Rotating Wheel Shooter, as seen by 1114, 610, 118, 1717, 399 and many, many others
-The rotating shooter is exactly as it sounds: A spinning wheel acting as a shooter, on a rotating device so it can point in different direction
-By using this design, teams could target a basket and face it with a turret design, and then shoot from a distance. By tracking the target well, teams using this could avoid defense and put in a lot of points.
The Utility Arm, as seen by 67
-67’s Utility Arm allowed them to acquire balls, go over the bump, and manipulate the bridge. This arm would push the bridge down with little effort.
-The utility arm was built to be robust, so 67 would always be capable of manipulating the bridge. It could quickly and easily push the bridge down to allow 67 to drive on smoothly.
Large Pneumatic Wheels, as seen by 1114 and 2056 and many others
-These teams use large pneumatic wheels in their drive systems, which allowed to simply drive over the bump, quick and easy, forward or backward.

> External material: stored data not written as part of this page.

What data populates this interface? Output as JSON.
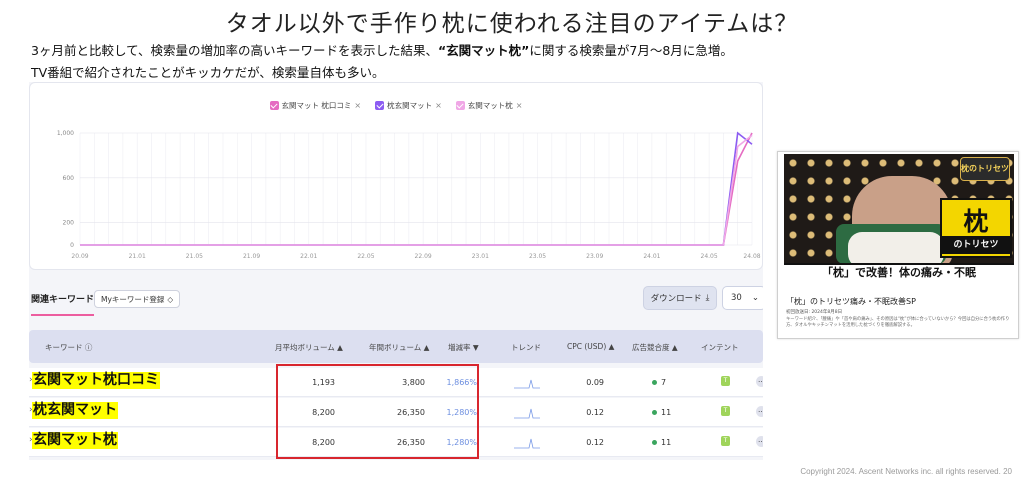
{
  "slide": {
    "title": "タオル以外で手作り枕に使われる注目のアイテムは？",
    "desc1_pre": "3ヶ月前と比較して、検索量の増加率の高いキーワードを表示した結果、",
    "desc1_bold": "“玄関マット枕”",
    "desc1_post": "に関する検索量が7月〜8月に急増。",
    "desc2": "TV番組で紹介されたことがキッカケだが、検索量自体も多い。",
    "copyright": "Copyright 2024. Ascent Networks inc. all rights reserved.",
    "page_number": "20"
  },
  "legend": [
    {
      "label": "玄関マット 枕口コミ",
      "color": "#e56cc2"
    },
    {
      "label": "枕玄関マット",
      "color": "#8c5cf2"
    },
    {
      "label": "玄関マット枕",
      "color": "#f0a7e6"
    }
  ],
  "chart_data": {
    "type": "line",
    "title": "",
    "xlabel": "",
    "ylabel": "",
    "x_ticks": [
      "20.09",
      "21.01",
      "21.05",
      "21.09",
      "22.01",
      "22.05",
      "22.09",
      "23.01",
      "23.05",
      "23.09",
      "24.01",
      "24.05",
      "24.08"
    ],
    "y_ticks": [
      "0",
      "200",
      "600",
      "1,000"
    ],
    "ylim": [
      0,
      1000
    ],
    "series": [
      {
        "name": "玄関マット 枕口コミ",
        "color": "#e56cc2",
        "x": [
          "20.09",
          "24.05",
          "24.06",
          "24.07",
          "24.08"
        ],
        "values": [
          0,
          0,
          0,
          750,
          1000
        ]
      },
      {
        "name": "枕玄関マット",
        "color": "#8c5cf2",
        "x": [
          "20.09",
          "24.05",
          "24.06",
          "24.07",
          "24.08"
        ],
        "values": [
          0,
          0,
          0,
          1000,
          900
        ]
      },
      {
        "name": "玄関マット枕",
        "color": "#f0a7e6",
        "x": [
          "20.09",
          "24.05",
          "24.06",
          "24.07",
          "24.08"
        ],
        "values": [
          0,
          0,
          0,
          880,
          980
        ]
      }
    ],
    "grid": true
  },
  "section": {
    "tab_label": "関連キーワード",
    "my_keyword_label": "Myキーワード登録",
    "download_label": "ダウンロード",
    "per_page": "30"
  },
  "table": {
    "headers": {
      "keyword": "キーワード",
      "monthly": "月平均ボリューム",
      "yearly": "年間ボリューム",
      "growth": "増減率",
      "trend": "トレンド",
      "cpc": "CPC (USD)",
      "competition": "広告競合度",
      "intent": "インテント"
    },
    "rows": [
      {
        "keyword": "玄関マット枕口コミ",
        "monthly": "1,193",
        "yearly": "3,800",
        "growth": "1,866%",
        "cpc": "0.09",
        "competition": "7",
        "intent": "T"
      },
      {
        "keyword": "枕玄関マット",
        "monthly": "8,200",
        "yearly": "26,350",
        "growth": "1,280%",
        "cpc": "0.12",
        "competition": "11",
        "intent": "T"
      },
      {
        "keyword": "玄関マット枕",
        "monthly": "8,200",
        "yearly": "26,350",
        "growth": "1,280%",
        "cpc": "0.12",
        "competition": "11",
        "intent": "T"
      }
    ]
  },
  "article": {
    "badge": "枕のトリセツ",
    "kanji": "枕",
    "kanji_sub": "のトリセツ",
    "banner": "「枕」で改善！体の痛み・不眠",
    "title": "「枕」のトリセツ痛み・不眠改善SP",
    "date": "初回放送日: 2024年8月8日",
    "text": "キーワード紹介、「腰痛」や「首や肩の痛み」、その原因は“枕”が体に合っていないから？今回は自分に合う枕の作り方、タオルやキッチンマットを活用した枕づくりを徹底解説する。"
  }
}
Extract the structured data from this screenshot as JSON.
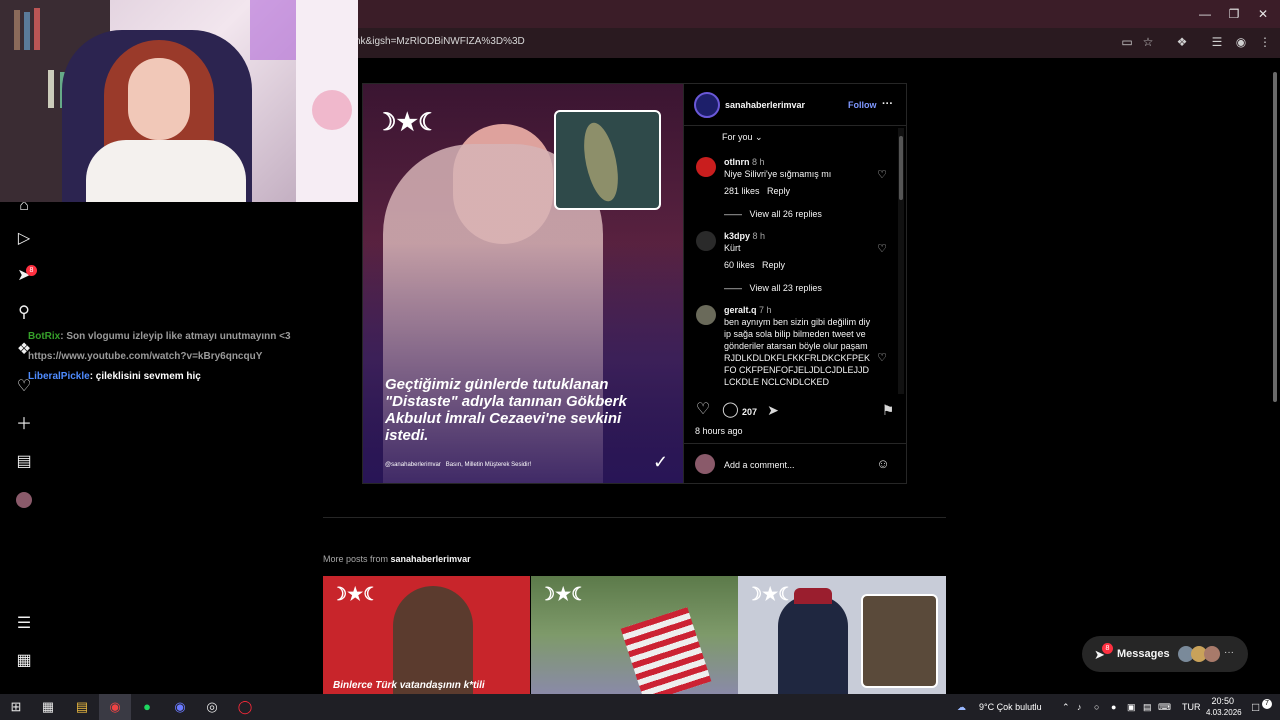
{
  "browser": {
    "url": "nk&igsh=MzRlODBiNWFIZA%3D%3D"
  },
  "chat": [
    {
      "user": "BotRix",
      "user_color": "#36a02a",
      "message": ": Son vlogumu izleyip like atmayı unutmayınn <3",
      "message_color": "#d0d0d0"
    },
    {
      "user": "",
      "user_color": "#d0d0d0",
      "message": "https://www.youtube.com/watch?v=kBry6qncquY",
      "message_color": "#d0d0d0"
    },
    {
      "user": "LiberalPickle",
      "user_color": "#4f8cff",
      "message": ": çileklisini sevmem hiç",
      "message_color": "#ffffff"
    }
  ],
  "nav": {
    "notifications_badge": "8"
  },
  "post": {
    "caption": "Geçtiğimiz günlerde tutuklanan \"Distaste\" adıyla tanınan Gökberk Akbulut İmralı Cezaevi'ne sevkini istedi.",
    "footer_handle": "@sanahaberlerimvar",
    "footer_tagline": "Basın, Milletin Müşterek Sesidir!",
    "brand_glyph": "NESS",
    "author": "sanahaberlerimvar",
    "follow": "Follow",
    "more": "···",
    "sort_label": "For you",
    "comments": [
      {
        "user": "otlnrn",
        "time": "8 h",
        "text": "Niye Silivri'ye sığmamış mı",
        "likes": "281 likes",
        "reply": "Reply",
        "view_replies": "View all 26 replies"
      },
      {
        "user": "k3dpy",
        "time": "8 h",
        "text": "Kürt",
        "likes": "60 likes",
        "reply": "Reply",
        "view_replies": "View all 23 replies"
      },
      {
        "user": "geralt.q",
        "time": "7 h",
        "text": "ben aynıym ben sizin gibi değilim diyip sağa sola bilip bilmeden tweet ve gönderiler atarsan böyle olur paşam RJDLKDLDKFLFKKFRLDKCKFPEKFO CKFPENFOFJELJDLCJDLEJJDLCKDLE NCLCNDLCKED"
      }
    ],
    "comment_count": "207",
    "posted": "8 hours ago",
    "add_comment_placeholder": "Add a comment..."
  },
  "more_posts": {
    "label_prefix": "More posts from",
    "author": "sanahaberlerimvar",
    "first_caption": "Binlerce Türk vatandaşının k*tili"
  },
  "messages": {
    "label": "Messages",
    "badge": "8"
  },
  "taskbar": {
    "weather": "9°C  Çok bulutlu",
    "language": "TUR",
    "time": "20:50",
    "date": "4.03.2026"
  }
}
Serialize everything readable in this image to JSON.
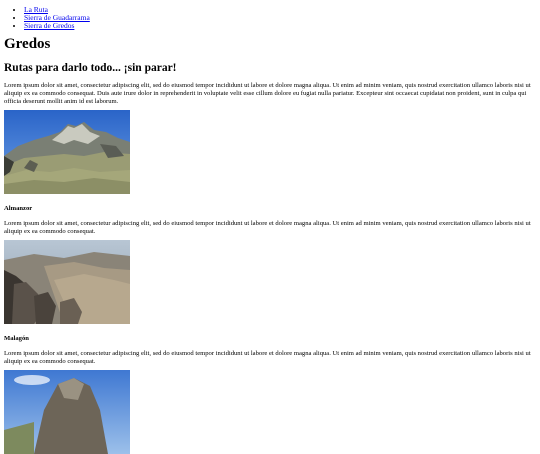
{
  "nav": {
    "items": [
      "La Ruta",
      "Sierra de Guadarrama",
      "Sierra de Gredos"
    ]
  },
  "main": {
    "title": "Gredos",
    "subtitle": "Rutas para darlo todo... ¡sin parar!",
    "intro": "Lorem ipsum dolor sit amet, consectetur adipiscing elit, sed do eiusmod tempor incididunt ut labore et dolore magna aliqua. Ut enim ad minim veniam, quis nostrud exercitation ullamco laboris nisi ut aliquip ex ea commodo consequat. Duis aute irure dolor in reprehenderit in voluptate velit esse cillum dolore eu fugiat nulla pariatur. Excepteur sint occaecat cupidatat non proident, sunt in culpa qui officia deserunt mollit anim id est laborum.",
    "peaks": [
      {
        "name": "Almanzor",
        "text": "Lorem ipsum dolor sit amet, consectetur adipiscing elit, sed do eiusmod tempor incididunt ut labore et dolore magna aliqua. Ut enim ad minim veniam, quis nostrud exercitation ullamco laboris nisi ut aliquip ex ea commodo consequat."
      },
      {
        "name": "Malagón",
        "text": "Lorem ipsum dolor sit amet, consectetur adipiscing elit, sed do eiusmod tempor incididunt ut labore et dolore magna aliqua. Ut enim ad minim veniam, quis nostrud exercitation ullamco laboris nisi ut aliquip ex ea commodo consequat."
      }
    ]
  },
  "colors": {
    "link": "#0000ee",
    "text": "#000000",
    "background": "#ffffff"
  }
}
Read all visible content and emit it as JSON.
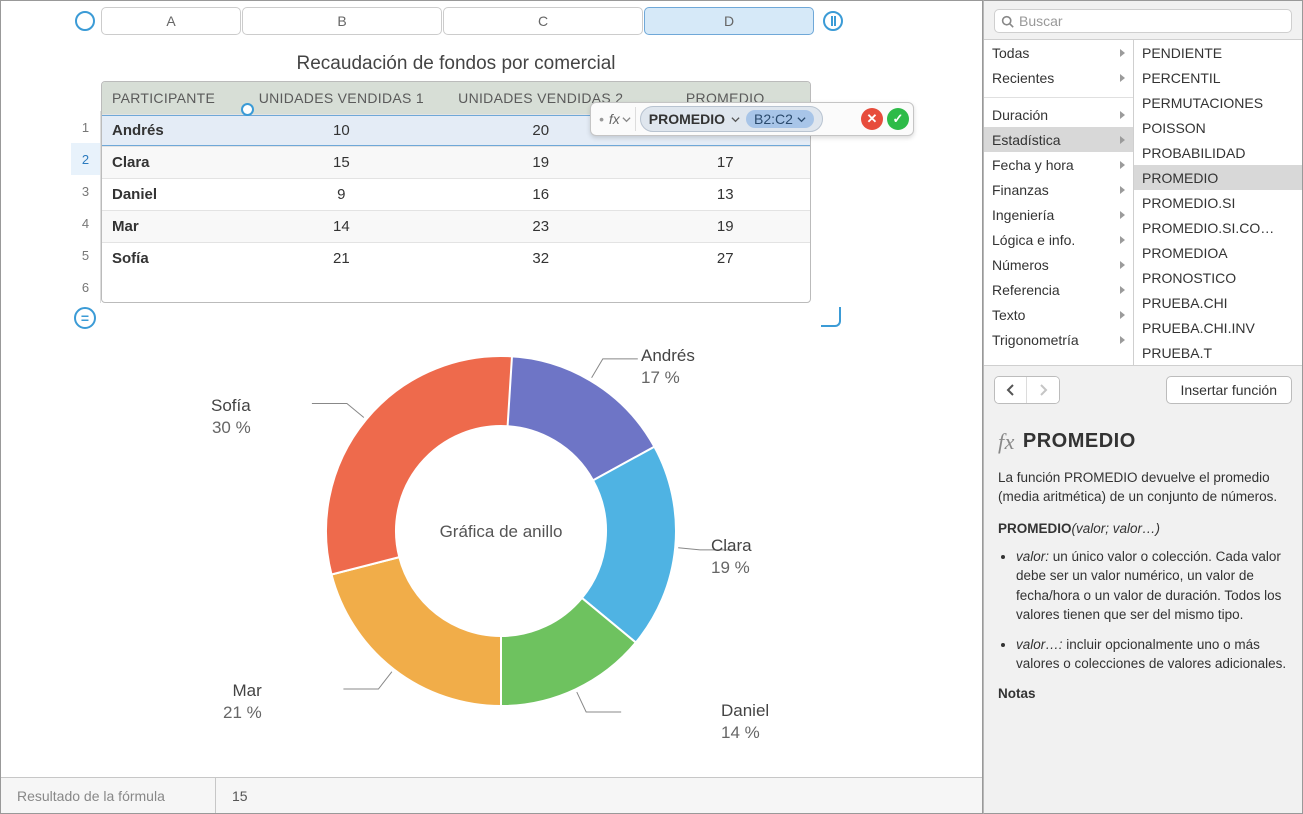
{
  "columns": [
    "A",
    "B",
    "C",
    "D"
  ],
  "table": {
    "title": "Recaudación de fondos por comercial",
    "headers": [
      "PARTICIPANTE",
      "UNIDADES VENDIDAS 1",
      "UNIDADES VENDIDAS 2",
      "PROMEDIO"
    ],
    "rows": [
      {
        "n": "1"
      },
      {
        "n": "2",
        "c": [
          "Andrés",
          "10",
          "20",
          ""
        ]
      },
      {
        "n": "3",
        "c": [
          "Clara",
          "15",
          "19",
          "17"
        ]
      },
      {
        "n": "4",
        "c": [
          "Daniel",
          "9",
          "16",
          "13"
        ]
      },
      {
        "n": "5",
        "c": [
          "Mar",
          "14",
          "23",
          "19"
        ]
      },
      {
        "n": "6",
        "c": [
          "Sofía",
          "21",
          "32",
          "27"
        ]
      }
    ]
  },
  "formula": {
    "fn": "PROMEDIO",
    "range": "B2:C2"
  },
  "chart_data": {
    "type": "donut",
    "title": "Gráfica de anillo",
    "categories": [
      "Andrés",
      "Clara",
      "Daniel",
      "Mar",
      "Sofía"
    ],
    "values": [
      17,
      19,
      14,
      21,
      30
    ],
    "unit": "%",
    "colors": [
      "#6e75c6",
      "#4fb3e3",
      "#6ec25f",
      "#f1ad49",
      "#ee6a4c"
    ]
  },
  "chart_labels": {
    "andres": {
      "name": "Andrés",
      "pct": "17 %"
    },
    "clara": {
      "name": "Clara",
      "pct": "19 %"
    },
    "daniel": {
      "name": "Daniel",
      "pct": "14 %"
    },
    "mar": {
      "name": "Mar",
      "pct": "21 %"
    },
    "sofia": {
      "name": "Sofía",
      "pct": "30 %"
    },
    "center": "Gráfica de anillo"
  },
  "statusbar": {
    "label": "Resultado de la fórmula",
    "value": "15"
  },
  "sidebar": {
    "search_placeholder": "Buscar",
    "categories": [
      "Todas",
      "Recientes",
      "—",
      "Duración",
      "Estadística",
      "Fecha y hora",
      "Finanzas",
      "Ingeniería",
      "Lógica e info.",
      "Números",
      "Referencia",
      "Texto",
      "Trigonometría"
    ],
    "selected_category": "Estadística",
    "functions": [
      "PENDIENTE",
      "PERCENTIL",
      "PERMUTACIONES",
      "POISSON",
      "PROBABILIDAD",
      "PROMEDIO",
      "PROMEDIO.SI",
      "PROMEDIO.SI.CO…",
      "PROMEDIOA",
      "PRONOSTICO",
      "PRUEBA.CHI",
      "PRUEBA.CHI.INV",
      "PRUEBA.T"
    ],
    "selected_function": "PROMEDIO",
    "insert_label": "Insertar función",
    "help": {
      "name": "PROMEDIO",
      "desc": "La función PROMEDIO devuelve el promedio (media aritmética) de un conjunto de números.",
      "sig_prefix": "PROMEDIO",
      "sig_args": "(valor; valor…)",
      "b1_lead": "valor:",
      "b1": " un único valor o colección. Cada valor debe ser un valor numérico, un valor de fecha/hora o un valor de duración. Todos los valores tienen que ser del mismo tipo.",
      "b2_lead": "valor…:",
      "b2": " incluir opcionalmente uno o más valores o colecciones de valores adicionales.",
      "notes": "Notas"
    }
  }
}
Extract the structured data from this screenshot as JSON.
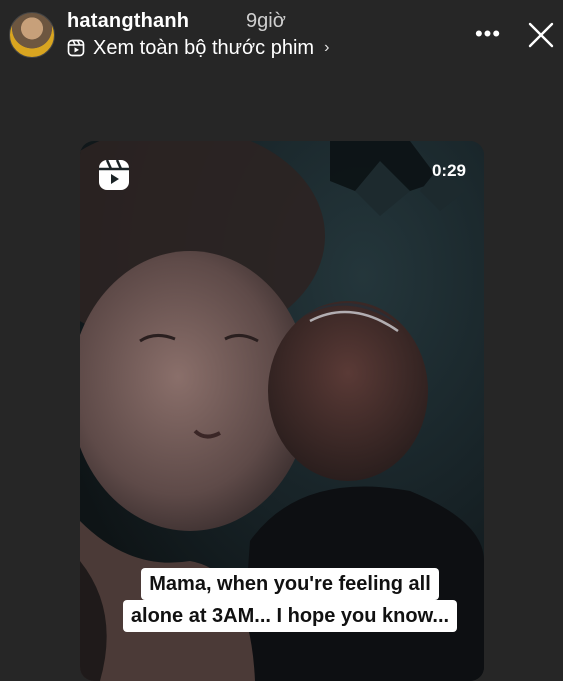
{
  "header": {
    "username": "hatangthanh",
    "timestamp": "9giờ",
    "reels_link_label": "Xem toàn bộ thước phim",
    "reels_link_chevron": "›",
    "more_label": "•••",
    "icons": {
      "avatar": "avatar",
      "reels": "reels-icon",
      "chevron": "chevron-right-icon",
      "more": "more-icon",
      "close": "close-icon"
    }
  },
  "reel": {
    "duration": "0:29",
    "caption_lines": [
      "Mama, when you're feeling all",
      "alone at 3AM... I hope you know..."
    ]
  },
  "colors": {
    "background": "#262626",
    "caption_bg": "#ffffff",
    "caption_text": "#111111"
  }
}
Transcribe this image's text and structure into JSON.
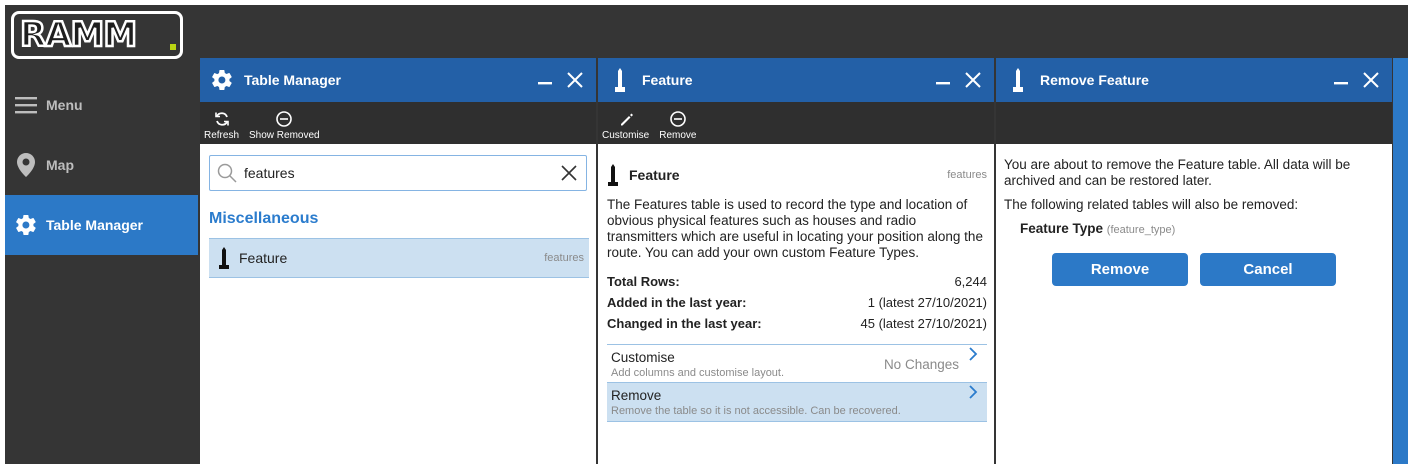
{
  "logo": {
    "text": "RAMM"
  },
  "nav": {
    "items": [
      {
        "label": "Menu",
        "icon": "hamburger-icon"
      },
      {
        "label": "Map",
        "icon": "map-pin-icon"
      },
      {
        "label": "Table Manager",
        "icon": "gear-icon",
        "active": true
      }
    ]
  },
  "table_manager": {
    "title": "Table Manager",
    "toolbar": {
      "refresh": "Refresh",
      "show_removed": "Show Removed"
    },
    "search": {
      "value": "features",
      "placeholder": ""
    },
    "section": "Miscellaneous",
    "row": {
      "label": "Feature",
      "code": "features"
    }
  },
  "feature": {
    "title": "Feature",
    "toolbar": {
      "customise": "Customise",
      "remove": "Remove"
    },
    "name": "Feature",
    "code": "features",
    "description": "The Features table is used to record the type and location of obvious physical features such as houses and radio transmitters which are useful in locating your position along the route. You can add your own custom Feature Types.",
    "stats": [
      {
        "label": "Total Rows:",
        "value": "6,244"
      },
      {
        "label": "Added in the last year:",
        "value": "1 (latest 27/10/2021)"
      },
      {
        "label": "Changed in the last year:",
        "value": "45 (latest 27/10/2021)"
      }
    ],
    "customise": {
      "title": "Customise",
      "subtitle": "Add columns and customise layout.",
      "status": "No Changes"
    },
    "remove": {
      "title": "Remove",
      "subtitle": "Remove the table so it is not accessible. Can be recovered."
    }
  },
  "remove_feature": {
    "title": "Remove Feature",
    "message": "You are about to remove the Feature table. All data will be archived and can be restored later.",
    "related_intro": "The following related tables will also be removed:",
    "related": {
      "name": "Feature Type",
      "code": "(feature_type)"
    },
    "remove_button": "Remove",
    "cancel_button": "Cancel"
  },
  "colors": {
    "accent": "#2c79c7",
    "header": "#2360a7",
    "sidebar": "#353535",
    "selection": "#cce0f1"
  }
}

-By relying on the type of wheels they used, these teams had a passive device that worked every time, no failure. This gave them more time to work on other robot functions and gave them and even more robust design.
Drop-Down castor wheels, as seen on 254, 971, 111 and others
IN PROGRESS OF RESEARCH
Bridge Balancing Aid (i.e. Stinger, etc.):
FRC1986, The Teeter-Totter Talons
-1986 had a pair of pneumatically powered ‘talons’ that would push down and aid in the balancing of the bridge.
-With the aid of the talons, 1986 could not only push up on the bridge to even it out, but they could even brace the bridge from falling. Quick and effective. With the addition of the Twin Tucking Tabs, 1986 was a balancing machine.
So what do you guys think? Also, if I post any incorrect information, please let me know.